Caruso Pascoski (di padre polacco) (1988)

Regia: F. Nuti; soggetto e sceneggiatura: Giovanni Veronesi, David Greco, F. Nuti; fotografia: Gian Lorenzo Battaglia; musica: Giovanni Nuti; montaggio: Sergio Montanari; interpreti: F. Nuti, Clarissa Burt, Ricky Tognazzi, Novello Novelli, Carlo Monni, Antonio Petrocelli; origine: Italia; produzione: Cecchi Gori Group-Tiger Cinematografica, Unione Cinematografica, Rai; durata: 100’



«Francesco Nuti in un momento di allegria. Sempre secondo le sue solite cifre sentimentali ma voltate questa volta anche in burla, con guizzi e lazzi vicini non di rado alla farsa; sottile, però, e di grana fine. Comincia il protagonista, che di nome si chiama proprio Caruso e di cognome Pascovski perché – avverte il sottotitolo – è “di padre polacco”. Poi si fa avanti la storia.

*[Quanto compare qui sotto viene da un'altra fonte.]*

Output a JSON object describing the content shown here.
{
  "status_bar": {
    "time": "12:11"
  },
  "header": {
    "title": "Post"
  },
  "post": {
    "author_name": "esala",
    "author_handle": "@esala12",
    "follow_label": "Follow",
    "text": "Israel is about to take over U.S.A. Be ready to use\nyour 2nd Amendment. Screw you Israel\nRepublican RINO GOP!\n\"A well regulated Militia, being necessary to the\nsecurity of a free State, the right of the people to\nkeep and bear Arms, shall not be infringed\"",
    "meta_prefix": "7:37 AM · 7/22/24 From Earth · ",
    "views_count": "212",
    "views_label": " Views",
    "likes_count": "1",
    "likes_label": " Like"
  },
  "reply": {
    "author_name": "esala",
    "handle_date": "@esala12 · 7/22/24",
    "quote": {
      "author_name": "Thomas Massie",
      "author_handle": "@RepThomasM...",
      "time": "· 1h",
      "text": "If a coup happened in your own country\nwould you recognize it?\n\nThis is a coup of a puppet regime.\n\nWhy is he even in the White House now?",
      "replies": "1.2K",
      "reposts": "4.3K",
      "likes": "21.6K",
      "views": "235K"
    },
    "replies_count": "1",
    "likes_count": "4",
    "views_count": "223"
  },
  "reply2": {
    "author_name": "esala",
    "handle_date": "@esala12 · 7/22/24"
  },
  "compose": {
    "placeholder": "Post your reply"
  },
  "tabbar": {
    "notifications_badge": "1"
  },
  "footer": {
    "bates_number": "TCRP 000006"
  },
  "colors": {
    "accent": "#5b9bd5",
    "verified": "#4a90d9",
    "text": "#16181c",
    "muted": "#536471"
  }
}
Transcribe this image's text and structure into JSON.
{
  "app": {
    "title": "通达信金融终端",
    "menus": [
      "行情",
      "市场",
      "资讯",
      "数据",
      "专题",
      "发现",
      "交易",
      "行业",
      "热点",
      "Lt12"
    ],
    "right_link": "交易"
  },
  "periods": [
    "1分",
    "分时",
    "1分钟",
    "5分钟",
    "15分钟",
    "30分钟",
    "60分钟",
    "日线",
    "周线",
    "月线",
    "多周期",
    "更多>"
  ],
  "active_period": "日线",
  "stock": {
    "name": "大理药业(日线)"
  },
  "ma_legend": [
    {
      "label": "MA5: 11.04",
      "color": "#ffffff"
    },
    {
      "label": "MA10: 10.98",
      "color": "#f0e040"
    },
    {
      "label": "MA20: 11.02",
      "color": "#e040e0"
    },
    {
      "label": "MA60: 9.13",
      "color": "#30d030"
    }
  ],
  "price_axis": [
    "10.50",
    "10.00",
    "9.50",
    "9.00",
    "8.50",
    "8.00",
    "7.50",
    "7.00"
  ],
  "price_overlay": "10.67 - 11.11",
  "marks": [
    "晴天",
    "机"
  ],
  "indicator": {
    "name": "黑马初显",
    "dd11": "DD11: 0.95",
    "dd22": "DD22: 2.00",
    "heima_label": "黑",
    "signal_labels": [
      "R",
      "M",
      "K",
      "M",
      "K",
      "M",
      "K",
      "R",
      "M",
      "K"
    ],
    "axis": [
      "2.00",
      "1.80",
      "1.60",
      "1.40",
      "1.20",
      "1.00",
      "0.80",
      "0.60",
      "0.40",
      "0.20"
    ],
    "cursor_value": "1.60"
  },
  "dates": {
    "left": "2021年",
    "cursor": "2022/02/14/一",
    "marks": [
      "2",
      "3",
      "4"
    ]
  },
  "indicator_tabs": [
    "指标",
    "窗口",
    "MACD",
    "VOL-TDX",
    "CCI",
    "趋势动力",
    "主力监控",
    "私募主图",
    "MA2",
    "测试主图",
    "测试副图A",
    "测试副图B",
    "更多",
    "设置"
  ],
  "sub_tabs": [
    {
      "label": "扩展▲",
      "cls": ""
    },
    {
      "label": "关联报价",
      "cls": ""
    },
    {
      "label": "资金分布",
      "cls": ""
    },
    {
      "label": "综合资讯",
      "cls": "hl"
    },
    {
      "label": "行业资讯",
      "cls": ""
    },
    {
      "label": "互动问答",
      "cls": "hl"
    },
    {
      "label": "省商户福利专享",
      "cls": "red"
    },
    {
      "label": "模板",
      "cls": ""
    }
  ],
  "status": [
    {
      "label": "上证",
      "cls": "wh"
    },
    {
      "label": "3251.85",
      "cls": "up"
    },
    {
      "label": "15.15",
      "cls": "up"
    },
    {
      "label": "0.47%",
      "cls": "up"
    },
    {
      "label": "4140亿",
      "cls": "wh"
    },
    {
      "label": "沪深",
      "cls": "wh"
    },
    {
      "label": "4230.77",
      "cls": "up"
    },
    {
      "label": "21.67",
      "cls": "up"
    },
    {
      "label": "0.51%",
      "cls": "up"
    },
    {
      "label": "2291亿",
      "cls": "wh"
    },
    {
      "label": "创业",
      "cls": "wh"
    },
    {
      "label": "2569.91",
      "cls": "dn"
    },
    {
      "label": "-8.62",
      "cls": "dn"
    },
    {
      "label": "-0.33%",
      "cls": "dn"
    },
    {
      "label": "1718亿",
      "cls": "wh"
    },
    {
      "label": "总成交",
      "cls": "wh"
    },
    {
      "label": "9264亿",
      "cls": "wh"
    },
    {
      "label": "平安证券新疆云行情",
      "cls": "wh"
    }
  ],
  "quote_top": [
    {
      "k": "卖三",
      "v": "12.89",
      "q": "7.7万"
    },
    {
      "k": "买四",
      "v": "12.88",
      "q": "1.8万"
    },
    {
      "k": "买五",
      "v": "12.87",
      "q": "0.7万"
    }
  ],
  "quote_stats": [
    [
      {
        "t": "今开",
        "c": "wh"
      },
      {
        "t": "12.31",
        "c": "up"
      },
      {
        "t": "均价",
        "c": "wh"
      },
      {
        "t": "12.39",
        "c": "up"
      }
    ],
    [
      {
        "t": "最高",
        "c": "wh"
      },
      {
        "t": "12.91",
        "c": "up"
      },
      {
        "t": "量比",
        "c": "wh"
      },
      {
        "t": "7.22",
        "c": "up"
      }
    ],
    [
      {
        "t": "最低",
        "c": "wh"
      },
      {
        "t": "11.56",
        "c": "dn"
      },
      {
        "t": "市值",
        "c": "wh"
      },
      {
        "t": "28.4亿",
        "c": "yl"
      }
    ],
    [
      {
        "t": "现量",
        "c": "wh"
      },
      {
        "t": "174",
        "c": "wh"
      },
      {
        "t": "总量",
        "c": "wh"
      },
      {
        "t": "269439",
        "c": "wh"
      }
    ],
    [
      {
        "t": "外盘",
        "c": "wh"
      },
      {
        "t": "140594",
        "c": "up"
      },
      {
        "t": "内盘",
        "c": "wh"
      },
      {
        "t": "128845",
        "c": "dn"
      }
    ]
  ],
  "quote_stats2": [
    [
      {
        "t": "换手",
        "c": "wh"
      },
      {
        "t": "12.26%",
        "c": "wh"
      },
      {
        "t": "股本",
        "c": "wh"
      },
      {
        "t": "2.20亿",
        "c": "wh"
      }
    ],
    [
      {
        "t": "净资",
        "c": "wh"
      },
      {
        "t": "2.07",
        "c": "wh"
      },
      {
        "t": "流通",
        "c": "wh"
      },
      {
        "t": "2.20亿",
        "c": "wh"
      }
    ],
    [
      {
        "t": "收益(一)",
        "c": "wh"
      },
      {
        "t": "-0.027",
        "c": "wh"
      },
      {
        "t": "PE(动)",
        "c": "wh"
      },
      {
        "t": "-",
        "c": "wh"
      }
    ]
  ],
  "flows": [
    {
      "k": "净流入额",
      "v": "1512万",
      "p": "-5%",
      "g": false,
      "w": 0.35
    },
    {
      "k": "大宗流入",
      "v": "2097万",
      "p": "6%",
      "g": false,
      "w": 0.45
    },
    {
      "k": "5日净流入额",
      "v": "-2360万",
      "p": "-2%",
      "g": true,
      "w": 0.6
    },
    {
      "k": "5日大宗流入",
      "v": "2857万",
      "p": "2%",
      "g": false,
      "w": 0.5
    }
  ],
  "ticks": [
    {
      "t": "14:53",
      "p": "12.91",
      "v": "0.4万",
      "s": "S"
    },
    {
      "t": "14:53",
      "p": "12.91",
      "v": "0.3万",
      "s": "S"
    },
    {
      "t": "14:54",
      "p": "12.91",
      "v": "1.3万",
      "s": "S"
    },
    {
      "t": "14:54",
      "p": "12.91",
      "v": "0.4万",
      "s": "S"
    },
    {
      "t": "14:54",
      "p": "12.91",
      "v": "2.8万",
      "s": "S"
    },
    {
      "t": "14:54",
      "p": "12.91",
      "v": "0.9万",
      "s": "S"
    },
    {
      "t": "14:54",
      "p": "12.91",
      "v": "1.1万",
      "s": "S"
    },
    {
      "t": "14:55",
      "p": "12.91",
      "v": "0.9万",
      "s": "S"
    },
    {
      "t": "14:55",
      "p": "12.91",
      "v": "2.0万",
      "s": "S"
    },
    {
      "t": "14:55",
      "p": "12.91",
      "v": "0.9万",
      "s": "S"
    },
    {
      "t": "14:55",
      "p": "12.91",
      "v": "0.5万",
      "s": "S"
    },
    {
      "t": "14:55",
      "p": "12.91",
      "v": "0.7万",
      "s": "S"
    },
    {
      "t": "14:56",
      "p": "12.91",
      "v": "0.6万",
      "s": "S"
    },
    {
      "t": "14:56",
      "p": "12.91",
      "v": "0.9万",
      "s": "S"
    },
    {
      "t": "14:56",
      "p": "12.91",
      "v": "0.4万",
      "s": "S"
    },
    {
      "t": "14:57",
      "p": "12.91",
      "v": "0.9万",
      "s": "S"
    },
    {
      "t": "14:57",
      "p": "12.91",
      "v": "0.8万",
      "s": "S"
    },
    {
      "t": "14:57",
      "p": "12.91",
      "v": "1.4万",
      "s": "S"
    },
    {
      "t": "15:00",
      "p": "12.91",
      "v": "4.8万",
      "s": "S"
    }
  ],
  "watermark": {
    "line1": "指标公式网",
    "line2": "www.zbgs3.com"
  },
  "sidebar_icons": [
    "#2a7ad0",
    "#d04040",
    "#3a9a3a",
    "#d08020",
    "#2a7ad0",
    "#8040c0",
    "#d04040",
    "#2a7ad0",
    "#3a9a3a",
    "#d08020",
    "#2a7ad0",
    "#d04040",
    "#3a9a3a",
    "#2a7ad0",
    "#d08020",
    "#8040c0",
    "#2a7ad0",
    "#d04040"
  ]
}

Come sempre in Nuti avviata da una separazione straziante: Giulia, la moglie amatissima di Caruso, lo lascia, e lui, che pure di professione è psicanalista, diventa quasi pazzo, agendo e muovendosi nella colorata Firenze in cui vive con modi addirittura dissennati, tanto che, pur essendo un cittadino rispettabile, passa molte notti in guardina, “per ubriachezza molesta”. Qui però comincia il gioco del tira e molla, con la scoperta che il nuovo amore di Giulia è Edoardo, proprio un paziente di Caruso, affetto da omosessualità latente [...]. Inutile dire dove si arrivi [...], va detto, invece, che ci si arriva dopo una serie di “zingarate” festose e tutte fiorentine che sprizzano euforia ad ogni angolo. Intanto quel personaggio di innamorato pazzo cui Nuti presta, ancora una volta, la sua maschera afflitta percorsa però qui anche da lampi ghiotti di malizia, poi gli altri personaggi di contorno, non tanto Giulia, un po’ astratta e di maniera [...], ma quello ora fragile ora candido, con ironie, di Edoardo (cesellato con finezza da Ricky Tognazzi) e gli avvocati, i carabinieri, altre donne, altre apparizioni a margine, segnati sempre da tratti ameni, con il gusto di una caricatura che non si separa però quasi mai da un sottofondo umano, sulla linea di quell’umorismo con sentimenti che, in cifre toscane, si era già fatto avanti nel nostro cinema con i tre Amici miei, un confronto cui, pur in climi diversi, rimandano abbastanza i momenti più ilari del film» (Rondi).